— Тут есть, господа, остатки древнего цирка. Можно взять лошадок и съездить посмотреть. Близко.
— Коля, — осторожно сказал Крысаков, — может быть, это не цирк, а театр, а? И не старый, а новый? Ну-ка вспомни-ка. Может, до него далеко? Может, тут не лошадки возят, а мулы или верблюды?
В механизме Мифасова что-то испортилось: цирк был действительно древний и находился он близехонько.
Когда я сравниваю себя с товарищами, мне прежде всего бросается в глаза разница нашей духовной организации. Попробуйте спросить меня, что осталось в моей памяти от Флоренции и Нюрнберга? Я отвечу в первом случае: красивая грусть, которой проникнуто было все; во втором случае: идиллическое настроение на фоне суровых, тесно сдвинувшихся зданий, в окна которых, казалось, грозно глядят прошлые, серые века, закованные в латы и отягощенные доспехами. А спросите о Флоренции и Нюрнберге моих товарищей. От всего Нюрнберга уцелел толстый немец Герцог, хозяин кабачка, в котором нас угостили несравненными кровяными колбасами, брат-вурстом и изумительным пивом. Я до сих пор не могу забыть ни этих колбас, ни этого пива… Флоренция? Фьезоле? О, конечно, при этом слове у моих друзей засверкают глаза и польются воспоминания:
— Помните кьянти? Нигде во всей Италии нам не давали такой прелести! А асти? Нигде нет такого! А мартаделла, а гарганзола!! А какая-то курица, приготовленная таинственно и чудесно. Ах, Фьезоле, Фьезоле!..
Действительно, должен сознаться, что ни этого вина, ни этих чудесных кушаний забыть нельзя. Ах, Фьезоле, Фьезоле!
После этого чудесного пира мы, ласковые и разнеженные, вышли из увитого зеленью дворика крохотного ресторана и бодро зашагали, полные искренней любви друг к другу. Крысаков не преминул снять с Сандерса шляпу и нежно поцеловать его в темя.

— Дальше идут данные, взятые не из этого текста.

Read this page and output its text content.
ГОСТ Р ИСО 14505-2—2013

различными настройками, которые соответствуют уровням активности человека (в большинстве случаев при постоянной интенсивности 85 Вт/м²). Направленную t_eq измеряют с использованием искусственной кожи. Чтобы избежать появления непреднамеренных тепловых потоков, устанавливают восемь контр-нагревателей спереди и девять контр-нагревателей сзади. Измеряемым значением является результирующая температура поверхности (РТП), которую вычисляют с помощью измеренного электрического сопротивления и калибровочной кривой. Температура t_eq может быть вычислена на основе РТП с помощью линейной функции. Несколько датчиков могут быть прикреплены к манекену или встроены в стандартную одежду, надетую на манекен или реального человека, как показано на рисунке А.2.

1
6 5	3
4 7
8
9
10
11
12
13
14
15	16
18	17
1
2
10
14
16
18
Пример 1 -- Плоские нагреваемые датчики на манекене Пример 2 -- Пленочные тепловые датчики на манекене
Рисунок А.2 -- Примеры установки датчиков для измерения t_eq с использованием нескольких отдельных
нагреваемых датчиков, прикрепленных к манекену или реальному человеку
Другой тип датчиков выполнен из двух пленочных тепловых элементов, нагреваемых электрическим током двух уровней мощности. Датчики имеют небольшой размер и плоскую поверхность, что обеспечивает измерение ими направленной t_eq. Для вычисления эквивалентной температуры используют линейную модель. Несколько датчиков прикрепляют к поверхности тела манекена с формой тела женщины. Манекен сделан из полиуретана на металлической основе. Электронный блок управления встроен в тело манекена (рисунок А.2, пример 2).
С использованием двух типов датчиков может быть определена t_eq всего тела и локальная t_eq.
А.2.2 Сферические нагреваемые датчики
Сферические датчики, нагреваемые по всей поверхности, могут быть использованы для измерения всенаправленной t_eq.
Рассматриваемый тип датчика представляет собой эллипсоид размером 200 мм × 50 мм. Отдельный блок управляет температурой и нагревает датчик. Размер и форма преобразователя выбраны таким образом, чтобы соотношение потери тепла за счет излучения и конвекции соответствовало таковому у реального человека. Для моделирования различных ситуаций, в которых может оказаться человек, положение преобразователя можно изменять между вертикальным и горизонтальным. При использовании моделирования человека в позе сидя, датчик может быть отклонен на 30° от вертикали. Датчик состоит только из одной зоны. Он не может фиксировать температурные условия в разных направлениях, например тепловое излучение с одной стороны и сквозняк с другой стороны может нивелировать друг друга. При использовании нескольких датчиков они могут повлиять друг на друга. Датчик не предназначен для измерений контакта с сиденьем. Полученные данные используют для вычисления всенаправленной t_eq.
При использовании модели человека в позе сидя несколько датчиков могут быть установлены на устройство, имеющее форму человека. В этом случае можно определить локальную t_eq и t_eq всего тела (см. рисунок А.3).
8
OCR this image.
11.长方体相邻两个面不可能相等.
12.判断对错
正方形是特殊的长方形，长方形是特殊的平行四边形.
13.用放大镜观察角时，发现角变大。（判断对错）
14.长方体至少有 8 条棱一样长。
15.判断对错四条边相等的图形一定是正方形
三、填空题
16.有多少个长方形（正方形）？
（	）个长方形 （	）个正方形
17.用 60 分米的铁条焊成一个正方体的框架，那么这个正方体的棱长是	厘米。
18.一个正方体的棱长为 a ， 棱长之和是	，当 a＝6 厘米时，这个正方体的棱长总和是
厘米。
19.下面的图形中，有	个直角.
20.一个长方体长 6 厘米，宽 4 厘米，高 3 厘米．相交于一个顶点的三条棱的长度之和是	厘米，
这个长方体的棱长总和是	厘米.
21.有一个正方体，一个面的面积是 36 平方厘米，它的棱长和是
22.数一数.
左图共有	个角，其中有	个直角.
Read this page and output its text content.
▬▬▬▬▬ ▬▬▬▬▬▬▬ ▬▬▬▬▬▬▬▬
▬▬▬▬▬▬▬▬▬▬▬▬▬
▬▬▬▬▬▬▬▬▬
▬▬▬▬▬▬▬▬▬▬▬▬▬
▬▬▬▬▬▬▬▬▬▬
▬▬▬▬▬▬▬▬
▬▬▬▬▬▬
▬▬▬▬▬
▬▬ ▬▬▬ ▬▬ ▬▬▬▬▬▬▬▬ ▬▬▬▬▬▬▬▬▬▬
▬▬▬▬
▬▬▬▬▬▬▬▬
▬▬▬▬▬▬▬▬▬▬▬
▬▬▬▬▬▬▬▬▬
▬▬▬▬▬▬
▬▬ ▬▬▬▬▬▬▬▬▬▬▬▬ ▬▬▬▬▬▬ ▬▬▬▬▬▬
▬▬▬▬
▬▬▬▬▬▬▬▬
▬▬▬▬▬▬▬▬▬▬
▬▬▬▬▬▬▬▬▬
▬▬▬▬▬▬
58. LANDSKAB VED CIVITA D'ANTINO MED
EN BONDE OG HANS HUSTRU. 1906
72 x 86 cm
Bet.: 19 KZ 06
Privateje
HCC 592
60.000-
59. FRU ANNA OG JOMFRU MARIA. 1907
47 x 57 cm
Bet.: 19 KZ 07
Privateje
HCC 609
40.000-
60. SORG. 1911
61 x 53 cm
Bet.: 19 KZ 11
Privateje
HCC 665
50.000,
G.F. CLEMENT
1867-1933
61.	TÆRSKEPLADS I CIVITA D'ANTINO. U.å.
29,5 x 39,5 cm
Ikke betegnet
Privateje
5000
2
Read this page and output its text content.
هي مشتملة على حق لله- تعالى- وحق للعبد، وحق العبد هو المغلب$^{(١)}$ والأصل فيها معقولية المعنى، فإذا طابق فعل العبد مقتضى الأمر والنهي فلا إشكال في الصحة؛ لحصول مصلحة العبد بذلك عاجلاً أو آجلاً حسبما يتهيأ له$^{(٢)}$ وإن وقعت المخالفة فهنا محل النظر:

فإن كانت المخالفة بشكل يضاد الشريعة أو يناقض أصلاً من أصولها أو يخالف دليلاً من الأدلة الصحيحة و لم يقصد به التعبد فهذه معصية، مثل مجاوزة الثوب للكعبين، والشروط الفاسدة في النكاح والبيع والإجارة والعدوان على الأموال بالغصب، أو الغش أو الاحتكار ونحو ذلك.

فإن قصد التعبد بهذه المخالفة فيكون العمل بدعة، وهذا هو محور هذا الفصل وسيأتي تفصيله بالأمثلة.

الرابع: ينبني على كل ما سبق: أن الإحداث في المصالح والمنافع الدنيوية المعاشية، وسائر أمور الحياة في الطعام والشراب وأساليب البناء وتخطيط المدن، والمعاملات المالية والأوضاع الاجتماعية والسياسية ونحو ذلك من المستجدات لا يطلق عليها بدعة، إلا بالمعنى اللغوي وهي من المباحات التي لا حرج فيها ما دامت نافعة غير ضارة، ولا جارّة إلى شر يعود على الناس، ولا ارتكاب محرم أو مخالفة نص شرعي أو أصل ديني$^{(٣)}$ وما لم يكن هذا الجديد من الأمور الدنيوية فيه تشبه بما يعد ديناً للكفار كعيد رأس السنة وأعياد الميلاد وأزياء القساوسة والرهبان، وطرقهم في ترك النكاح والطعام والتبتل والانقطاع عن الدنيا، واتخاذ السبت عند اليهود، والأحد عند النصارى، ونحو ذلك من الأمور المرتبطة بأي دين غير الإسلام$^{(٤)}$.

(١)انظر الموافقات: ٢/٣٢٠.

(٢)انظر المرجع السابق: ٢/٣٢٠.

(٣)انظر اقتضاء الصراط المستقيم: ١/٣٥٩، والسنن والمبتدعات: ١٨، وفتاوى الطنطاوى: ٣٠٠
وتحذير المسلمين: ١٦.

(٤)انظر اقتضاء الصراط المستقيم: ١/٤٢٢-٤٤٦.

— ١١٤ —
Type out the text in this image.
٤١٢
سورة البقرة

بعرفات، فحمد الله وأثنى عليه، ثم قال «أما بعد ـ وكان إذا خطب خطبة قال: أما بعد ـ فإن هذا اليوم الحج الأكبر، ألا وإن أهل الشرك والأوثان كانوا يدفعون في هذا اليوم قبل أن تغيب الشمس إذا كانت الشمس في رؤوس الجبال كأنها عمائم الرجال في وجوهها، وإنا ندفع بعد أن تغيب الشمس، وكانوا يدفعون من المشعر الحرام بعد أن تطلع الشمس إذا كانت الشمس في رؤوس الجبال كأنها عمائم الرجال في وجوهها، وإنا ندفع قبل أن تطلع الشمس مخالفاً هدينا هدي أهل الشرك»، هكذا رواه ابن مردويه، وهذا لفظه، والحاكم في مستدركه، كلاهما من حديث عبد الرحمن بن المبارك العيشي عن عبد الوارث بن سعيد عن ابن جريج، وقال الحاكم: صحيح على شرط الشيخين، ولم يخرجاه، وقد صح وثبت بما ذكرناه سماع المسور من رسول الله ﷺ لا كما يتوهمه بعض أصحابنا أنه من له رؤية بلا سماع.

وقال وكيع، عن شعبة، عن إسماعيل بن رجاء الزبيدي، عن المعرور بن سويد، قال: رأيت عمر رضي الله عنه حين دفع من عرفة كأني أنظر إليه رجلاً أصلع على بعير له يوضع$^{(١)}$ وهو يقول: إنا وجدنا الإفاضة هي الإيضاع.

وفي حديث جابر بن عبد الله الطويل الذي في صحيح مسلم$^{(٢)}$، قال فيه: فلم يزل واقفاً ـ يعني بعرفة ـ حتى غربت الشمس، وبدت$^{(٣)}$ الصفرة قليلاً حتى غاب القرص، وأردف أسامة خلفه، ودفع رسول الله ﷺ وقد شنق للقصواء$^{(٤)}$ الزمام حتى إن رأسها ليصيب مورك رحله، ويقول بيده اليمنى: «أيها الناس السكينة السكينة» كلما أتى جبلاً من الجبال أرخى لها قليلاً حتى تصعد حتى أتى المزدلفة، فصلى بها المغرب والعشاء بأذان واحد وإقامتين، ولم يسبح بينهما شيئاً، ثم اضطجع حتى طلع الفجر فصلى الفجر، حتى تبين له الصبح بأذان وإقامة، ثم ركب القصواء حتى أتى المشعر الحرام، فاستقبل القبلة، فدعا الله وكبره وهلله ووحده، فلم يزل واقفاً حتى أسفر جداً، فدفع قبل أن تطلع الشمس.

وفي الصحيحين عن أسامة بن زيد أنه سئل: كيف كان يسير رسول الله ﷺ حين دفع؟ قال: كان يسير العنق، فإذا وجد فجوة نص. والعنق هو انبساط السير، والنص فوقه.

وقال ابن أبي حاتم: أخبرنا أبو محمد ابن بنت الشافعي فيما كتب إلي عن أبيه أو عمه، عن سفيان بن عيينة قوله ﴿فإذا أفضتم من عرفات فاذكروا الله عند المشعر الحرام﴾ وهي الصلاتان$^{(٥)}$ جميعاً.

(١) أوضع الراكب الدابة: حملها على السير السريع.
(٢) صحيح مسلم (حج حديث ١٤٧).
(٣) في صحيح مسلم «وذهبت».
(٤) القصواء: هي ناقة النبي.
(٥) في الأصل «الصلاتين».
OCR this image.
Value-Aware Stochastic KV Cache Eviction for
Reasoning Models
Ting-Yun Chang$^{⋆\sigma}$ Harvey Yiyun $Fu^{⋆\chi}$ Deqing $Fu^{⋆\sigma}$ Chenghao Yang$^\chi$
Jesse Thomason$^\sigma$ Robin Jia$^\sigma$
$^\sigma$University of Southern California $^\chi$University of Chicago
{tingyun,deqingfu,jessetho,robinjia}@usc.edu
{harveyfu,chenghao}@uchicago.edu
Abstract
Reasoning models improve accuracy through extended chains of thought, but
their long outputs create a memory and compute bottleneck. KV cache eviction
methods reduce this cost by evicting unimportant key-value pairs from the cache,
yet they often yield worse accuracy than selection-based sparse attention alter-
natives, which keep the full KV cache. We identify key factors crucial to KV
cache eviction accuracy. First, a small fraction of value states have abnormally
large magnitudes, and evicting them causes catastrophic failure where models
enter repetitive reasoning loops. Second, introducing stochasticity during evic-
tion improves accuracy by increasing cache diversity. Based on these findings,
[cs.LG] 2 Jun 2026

— Почему? — спросил сонно Сандерс.
— Славный вы человек. Дай Бог вам всего такого…
Идя сзади под руку с Мифасовым, я шепнул ему:
— В сущности, они хорошие ребята, не правда ли?
— Превосходные. В них есть что-то такое…
Он споткнулся, но я дружески поддержал его.
— Стойте! — закричал Крысаков. — Экипаж! Поедем на нем. Эй, ты! Свободен?
Это был большой, черный, поместительный экипаж, влекомый парой лошадей, которых вел под уздцы парень в грязном, темном костюме.
— А флорентийцы, как и венецианцы, — люди одного вкуса. Все у них выдержано в черных тонах. Садитесь, господа! Фу ты, как неудобно…
Кучер что-то закричал и стал прыгать и кривляться около экипажа.
— Что он делает?
— Наверное, какая-нибудь секта. Эти итальянцы, вообще…
— Может быть, он занят? Спросите его по-французски.
По-французски возница не понимал.
— Свободен? — спросил Мифасов. — Либро? Э? Твоя экипажа свободна есть? Либро?
Экипаж оказался свободен и, тем не менее, возница очень не хотел, чтобы мы садились. Он кричал и бесновался…
— Покажите этому флорентийскому ослу пять лир. Может быть, это его успокоит.
Мы показали смятую бумажку и победоносно полезли в экипаж.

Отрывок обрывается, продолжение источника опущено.